Dengan alasan ini, para ahli waris merasa enggan menyinggung sedikitpun pembagian harta warisan. Karena dianggap tidak etis apabila ada ahli waris yang mengutik-utik harta almarhum dalam suasana berkabung.

Akan tetapi, hal demikian mestinya tidak boleh menyebabkan seluruh ahli waris lupa bahwa cepat atau lambat harta almarhum akan dibagi kepada ahli waris yang berhak.

Seharusnya mereka sadar, jika tidak disegerakan, cepat atau lambat harta peninggalan almarhum berpotensi menjadi sumber sengketa yang menyebabkan perpecahan keluarga.

Keluarga yang berpendidikan secara diam-diam atau secara terbuka, harus ada yang berani melakukan audit seluruh harta warisan almarhum dan perkembangannya. Hal ini dimaksudkan untuk memperkecil potensi masalah di kemudian hari.

Audit ini juga dimaksudkan agar ahli waris yang culas, tidak berlaku seenaknya terhadap harta warisan untuk kepentingan pribadi.

Yang sering dilakukan oleh ahli waris yang curang, Hal yang biasadilakukan adalah mengalihkan harta warisan kepada pihak ketiga dengan berbagai cara seperti menghibahkan dan menjual tanpa sepengetahuan ahli waris yang lain.

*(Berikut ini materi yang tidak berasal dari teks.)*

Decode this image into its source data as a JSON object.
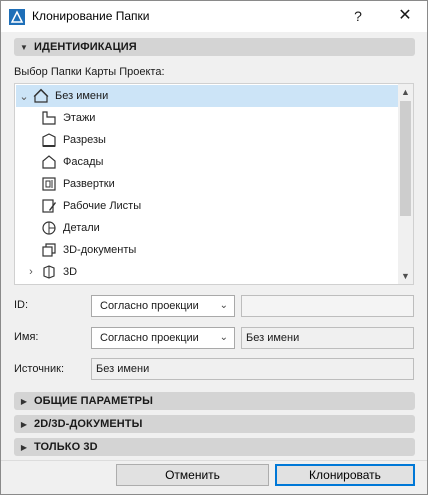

Momen kedamaian dan kediaman ahli waris lain, disalahgunakan untuk berlaku curang. Dia lupa dengan asas ijbari yang ada pada hukum kewarisan, bahwa ahli waris dan bagian harta yang berhak diterima melekat sampai kapanpun.

Oleh sebab itu maka harta warisan yang sudah berpindah kepada pihak lainpun, secara hukum tetap dapat diperhitungkan.

Apabila terjadi sengketa di Pengadilan, harta yang sudah beralih ke pihak lainpun dapat digugat dan pihak pembeli harta warisan tersebut juga dijadikan tergugat.

Potensi-potensi masalah diatas, sering diabaikan oleh masyarakat kita. Sesal datang ketika sudah menjadi persengketaan terbuka di pengadilan.

Dengan alasan memperebutkan harta warisan, mereka berani habis-habisan. Karena harta sudah beranak pinak dan sebagian sudah berpindah ke pihak-pihak lain. ruang sengketa menjadi meluas dan terbuka. Banyak pihak harus terlibat, tenaga, biaya dan pikiran harus terkuras demi perjuangan mendapatkan harta warisan.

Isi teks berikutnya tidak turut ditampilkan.